Planting trees to celebrate important events is a tradition at IITA. Usually one person plants a single tree but to celebrate IITA50, the Forest Unit scaled up and organized the planting of 50 trees – twice!
The first 50 were planted on 26 July, Alumni Day, as part of the IITA50 anniversary program. In advance of the event, the Facilities Management Services (Building and Grounds, B&G) assisted the Forest Unit to prepare planting holes along the length of Equatorial Crescent.
At 2 pm on that day, tree planters and onlookers were addressed first by Kwesi Atta-Krah, IITA50 Committee Chair, who welcomed alumni especially, and then by Deni Bown, Head of the Forest Unit. She first acknowledged the presence of Alec Butler, Head of the Physical Plant Services (PPS) in the early days of IITA, who was responsible for planting the fine avenues of trees along the residential roads. Then she explained that this event was to replant Equatorial Crescent with African nutmeg/Làkòsìn (Monodora tenuifolia) to celebrate the gathering of alumni on this important occasion. African nutmeg, a small tree found in the IITA forest, was chosen because it bears beautiful golden-yellow flowers followed by orange-like fruits, making it the perfect tree to celebrate a Golden Jubilee. Being a native tree, the African nutmeg is good for biodiversity and for people. The seeds are ground as a spice and used for medicinal purposes.

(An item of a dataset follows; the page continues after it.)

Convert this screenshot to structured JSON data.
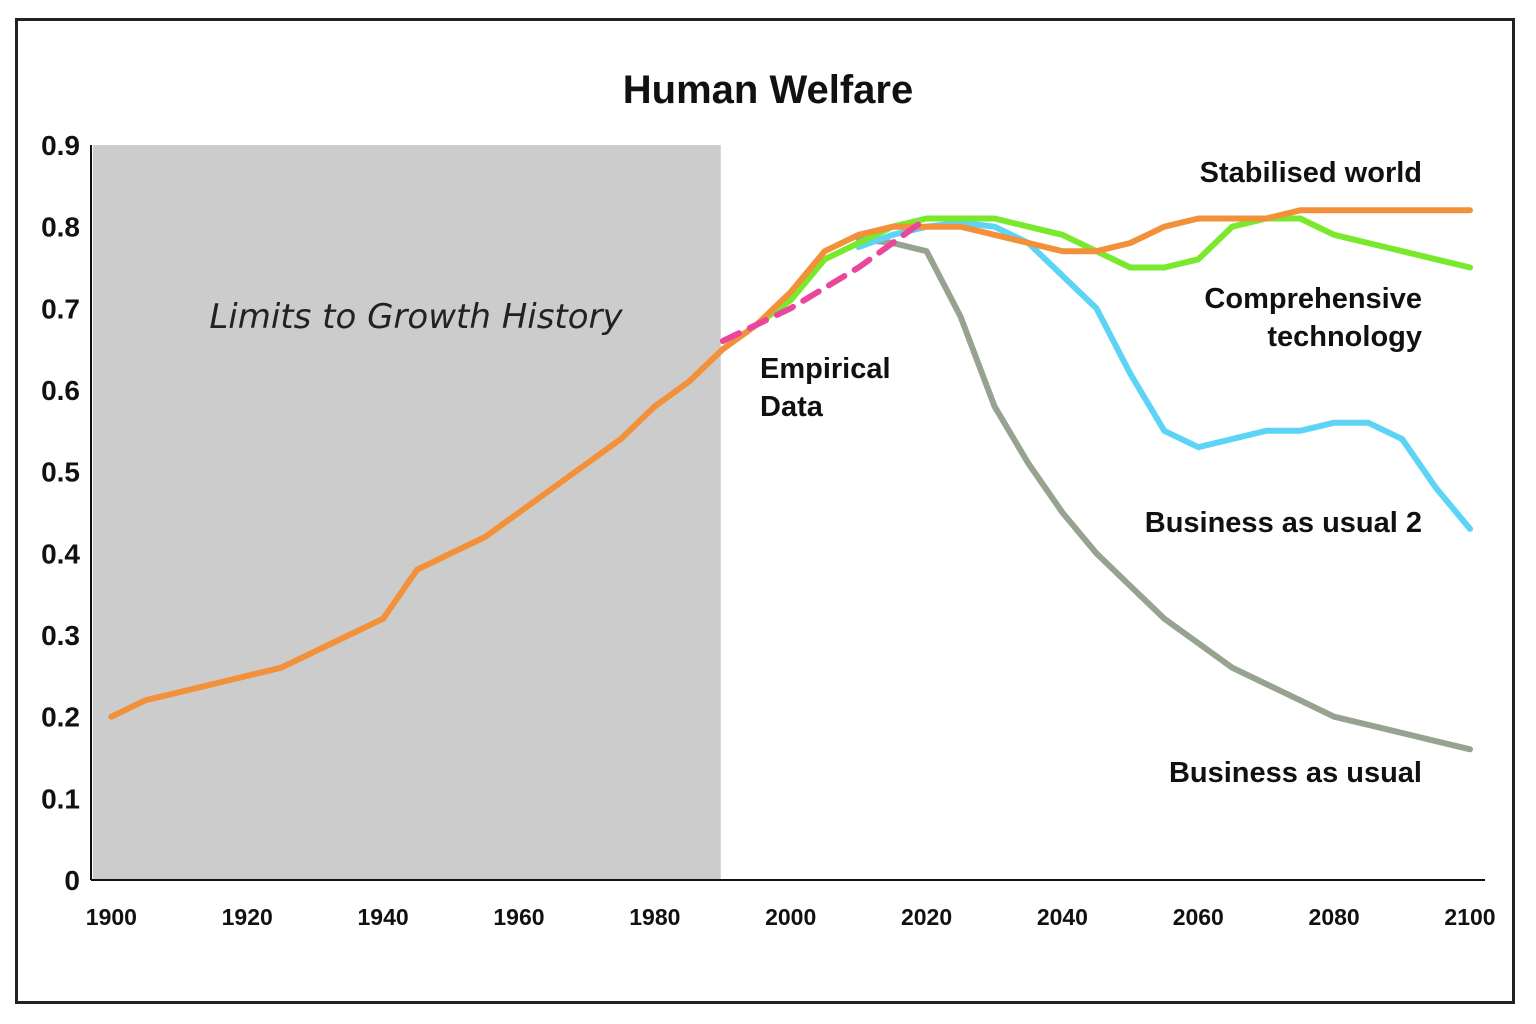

But why replant Equatorial Crescent? The reason is that the lovely pink cassias—planted by PPS almost 50 years ago—have sadly reached the end of their days. Few are still standing and valiant efforts by B&G to replant with ylang-ylang have not succeeded as it does not do well here. So while leaving what’s left of pink cassias and ylang-ylang, space has been made for a new avenue of African nutmegs.
Before the plantathon started, the Director General cut the tape to change the name of the road from Equatorial Crescent to Golden Jubilee Crescent. He then planted the first tree to applause and great enthusiasm by those who carried on planting the other 49 or watched while others did all the hard work!
The following week, on 4 August, the Forest Unit planted another 50 trees. On this occasion each tree was different, forming a Golden Jubilee Grove in the new Tree Heritage Park. As well as commemorating this milestone in IITA’s history, Golden Jubilee Grove acknowledges some of Nigeria’s most useful and interesting trees, such as bitter kola/Orogbo, star apple/Agbalumó, African breadfruit/Afon, and locust bean/Ìgbá.
The plan for Golden Jubilee Grove over the next 50 years is to maintain it as a visitor attraction and resource for researchers. Each tree will have a sign with a barcode so that detailed information can be accessed by phone.